From photography to art: the go away factor

In photography, my efforts consist of freeing myself from the limitations when film braked the creativity: there was little I could do to transform the image into what I saw in my mind. Doing what I call “ transmitted transform “ to digital images has therefore raised as an essential aspect of the journey. Things that were impossible to do with film either in the field or in the darkroom. I call them “ transmitted transform “ because they seem to appear in the mind, coming from nowhere and transmitted by an unspeakable source. 

With digital era, the cost of a single capture is the cost of storage, which is negligible. We can thus go away from trying to get a perfect capture in one shot: a perfect capture can happen mixing a multitude of images. We can shoot as much as we want and maximize our chances of success.

In my opinion, a today’s picture is rarely completed with a single capture. Instead, it must be done with multiple shots assembled in Photoshop or an other postproduction software, by using collaging / stitching techniques to extend the composition, or HDR to extend the dynamic range, or focus stacking to increase the DOF, or whatever. However, trying to density and  build a final image is only one of the things we need to go away of even if we learn how to create artistic photographs.

Therefore ask yourself a few questions:

  • Looking at your approach to create artistic photographs, what do you want to change ? Make a list: what to throw away and what to keep doing.
  • Where do you stand regarding the film vs digital paradigm ? How do you feel about deeply manipulating your photographs ? 
  • Which manipulations are you doing now? Which ones do you want to learn and use in the future?
  • What is the most challenging thing for you to go away of ? Why is that ? 

Turning photography into art means doing something different, something new, something that has maybe been dreamed, but not been done before. Innovation is at the root of art and to innovate we have to go away of preconceptions.

We have to learn to go away. Go away comes after learning. First, we learn, then we run away from what we feel stopping us from being fully creative, from becoming ourselves. Go away starts by changing this belief and clearing our head.

Going away means thus pushing aside the things that prevent us from being creative. It can be a single thing but most of the time they are a lot of. We cannot let them go all at once because we do not necessarily know what they are. We need to go away when discover what they are, one after one.

However, we do not want to run away from everything. We do not want to let go what is positive. Some of the things we are doing are good and deserve to be carefully kept. This selection, what to keep and what to go away from, is personal. It is different for each and every one of us. What you decide to keep and what you decide to let down are truly personal decisions.

The outcome of these steps is a nice path towards the creation of artistic pictures that are unique to you.

Camera Obscura

Pinhole photography, the “Camera Obscura” effect, forms an image through a small pin-sized hole rather than a lens and its origins can be traced back 2.500 years to when Mo Ti in China observed that light travels in a straight line through a small hole like an arrow. 

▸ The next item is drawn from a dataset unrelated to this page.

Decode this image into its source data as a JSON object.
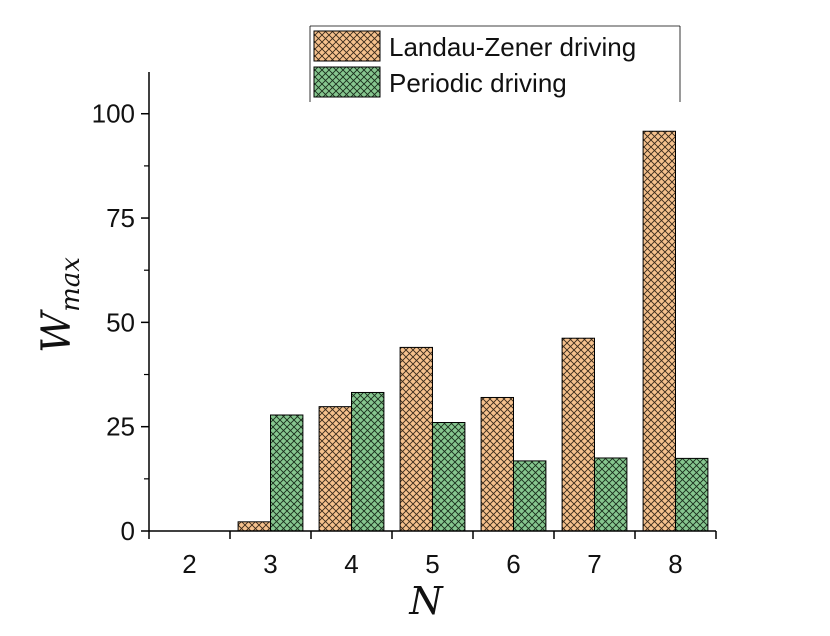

It is a radical alternative to conventional photography, exploring a world beyond the limitations of the human eye and human wallet. In an age of instant automated screen-based predictability it rediscovers accident, wonder and delight through experimentation, delicious qualities increasingly absent from contemporary photographic practice. 

Pinhole images have properties that aren’t encountered using even the most expensive CanoNikon camera. These properties include:

  • Unlimited depth of field: Everything is in focus – from objects next to the pinhole to distant mountains enabling a “bug’s-eye view” of the world.
  • Capturing time beyond vision: Exposure times can range from fractions of a second to the six months that a solargraph camera exposes for when capturing the movement of the sun.
  • Construction, indestructibility and cheapness: cameras can be homemade. The combination of the camera’s relative indestructibility with its low cost allows experimentation where digital cameras fear to tread.
  • Multiple exposures: You can take two or more images on top of each other, often accidentally.
  • The joyous lack of a viewfinder: The wonder of the unknown replaces the instantaneous fix of a digital viewfinder (and a children’s “let me see it” demands are replaced by a wait-and-see approach).

Nonetheless, there is a mid-term solution for the speed lover. Rather than build a film camera, you can also use your up-to-date digital camera and convert it into a pinhole camera, filling the gap between a very old process and the most modern electronic devices. By the way, in this case, a mirrorless camera has a tremendous advantage: it allows you to observe immediately what you’ll get through the tiny hole, and it measures also the exposure time needed on manual position, without using any external lightmeter. 

In our age of instant photographic feedback, it is amazing how a bit of time and thought can change your images from previewed experiments to what could be the greatest photographs ever taken, something to ponder while you wait for them to be processed.

The trick ? Modify your DSLR camera’s body cap to create a pinhole effect. As long as you can spare a body cap you can do this. The lens emulates the distinctive vignette and softness of a pinhole photograph in a fraction of the time and is great for adding an abstract or surreal quality to an image. While the digital technique isn’t the same as a classic biscuit-tin camera, your home-made lens makes for a dynamic approach to a nostalgic analog process. Plus, the unpredictability of the results adds an interesting twist to your digital practice.